Umeå University's logo

This thesis describes the synthesis and biological evaluation of highly substituted, ring-fused 2-pyridones. The utility of the bicyclic 2-pyridones to gain fundamental insights into the disease processes of bacterial infections and Alzheimer’s disease has been investigated.

The 2-pyridones have mainly been studied as a new class of anti-infective agents termed pilicides. The function of the pilicides has been explored using uropathogenic E. coli (UPEC) as a prototype pathogen and urinary tract infection as a model disease. The pilicides target the infectious ability of UPEC by inhibiting key proteins (chaperones) in the so-called chaperone-usher pathway, thus preventing the assembly of bacterial surface organelles (pili/fimbriae).

Synthetic pathways to aminomethylate the 2-pyridones have been developed in order to increase their aqueous solubility while retaining biological activity. Also, the importance of a carboxylic acid has been demonstrated in studies with various carboxylate derivatives and by bioisosteric replacement. Moreover, synthetic procedures to extend the backbone of the rigid, dipeptide-mimicking 2-pyridones have been established. This rendered peptidomimetic building blocks and structures that alongside their potential use as pilicides are of more general interest in peptidomimetic-related research.

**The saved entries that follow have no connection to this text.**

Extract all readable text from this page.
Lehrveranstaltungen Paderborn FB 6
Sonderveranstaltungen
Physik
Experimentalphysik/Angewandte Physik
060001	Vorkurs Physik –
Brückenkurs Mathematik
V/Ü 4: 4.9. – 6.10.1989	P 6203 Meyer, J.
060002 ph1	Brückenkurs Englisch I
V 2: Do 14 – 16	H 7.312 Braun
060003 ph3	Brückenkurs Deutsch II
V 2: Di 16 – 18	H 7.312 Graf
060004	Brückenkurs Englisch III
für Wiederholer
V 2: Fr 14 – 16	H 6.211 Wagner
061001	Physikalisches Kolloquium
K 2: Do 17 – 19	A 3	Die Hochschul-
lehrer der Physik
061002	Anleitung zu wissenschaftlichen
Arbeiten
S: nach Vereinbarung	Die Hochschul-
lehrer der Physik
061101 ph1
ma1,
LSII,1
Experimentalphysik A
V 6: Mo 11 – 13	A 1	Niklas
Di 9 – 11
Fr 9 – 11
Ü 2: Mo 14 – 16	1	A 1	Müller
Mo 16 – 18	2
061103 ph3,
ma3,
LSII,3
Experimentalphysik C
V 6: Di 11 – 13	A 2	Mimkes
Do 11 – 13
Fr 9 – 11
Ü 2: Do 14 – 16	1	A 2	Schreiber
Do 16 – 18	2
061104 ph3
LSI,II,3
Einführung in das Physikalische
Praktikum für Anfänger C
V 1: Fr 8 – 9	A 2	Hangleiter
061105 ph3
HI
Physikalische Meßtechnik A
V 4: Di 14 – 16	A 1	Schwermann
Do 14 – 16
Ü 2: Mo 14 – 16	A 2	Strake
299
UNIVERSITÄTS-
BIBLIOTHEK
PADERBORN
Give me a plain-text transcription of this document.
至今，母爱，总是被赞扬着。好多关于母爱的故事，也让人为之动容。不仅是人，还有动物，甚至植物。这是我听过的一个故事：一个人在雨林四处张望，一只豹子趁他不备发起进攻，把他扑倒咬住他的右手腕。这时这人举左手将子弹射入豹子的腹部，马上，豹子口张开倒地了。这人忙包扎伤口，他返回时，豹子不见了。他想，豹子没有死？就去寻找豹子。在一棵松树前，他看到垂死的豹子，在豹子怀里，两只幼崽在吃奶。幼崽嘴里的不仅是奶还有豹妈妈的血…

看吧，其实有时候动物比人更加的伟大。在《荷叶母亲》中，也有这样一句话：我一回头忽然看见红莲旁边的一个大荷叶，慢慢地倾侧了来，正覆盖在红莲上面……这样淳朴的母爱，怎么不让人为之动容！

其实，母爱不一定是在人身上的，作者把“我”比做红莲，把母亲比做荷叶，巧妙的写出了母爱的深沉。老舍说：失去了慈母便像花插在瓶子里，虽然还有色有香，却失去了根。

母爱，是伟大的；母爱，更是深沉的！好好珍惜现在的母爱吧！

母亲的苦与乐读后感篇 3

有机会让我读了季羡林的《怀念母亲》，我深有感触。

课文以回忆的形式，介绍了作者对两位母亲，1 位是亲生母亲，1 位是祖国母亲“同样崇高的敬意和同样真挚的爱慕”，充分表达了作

The potential pilicides have been screened for chaperone affinity using relaxation-edited ¹H-NMR spectroscopy. In addition, their ability to inhibit pilus biogenesis in E. coli has been demonstrated by assays of hemagglutination, biofilm formation and attachment to bladder cells, as well as with electron and atomic force microscopy. Moreover, it has been confirmed that pilicides regulate the expression of pili without affecting the biofunctional properties of the pilus rod. This was verified by measurements of individual P pili, on living bacteria, using force measuring optical tweezers. The pilicide binding site was investigated using NMR spectroscopy and X-ray crystallography of a pilicide-chaperone complex. Based on the results obtained, a mechanism whereby the pilicides may inhibit pilus assembly was proposed, which was subsequently experimentally supported by surface plasmon resonance assays and genetic analysis.

Finally, based on the generic 2-pyridone scaffold, a new collection of substituted compounds has been synthesized and validated as inhibitors of Amyloid β (Aβ)-peptide aggregation, which has been suggested to be involved in Alzheimer’s disease.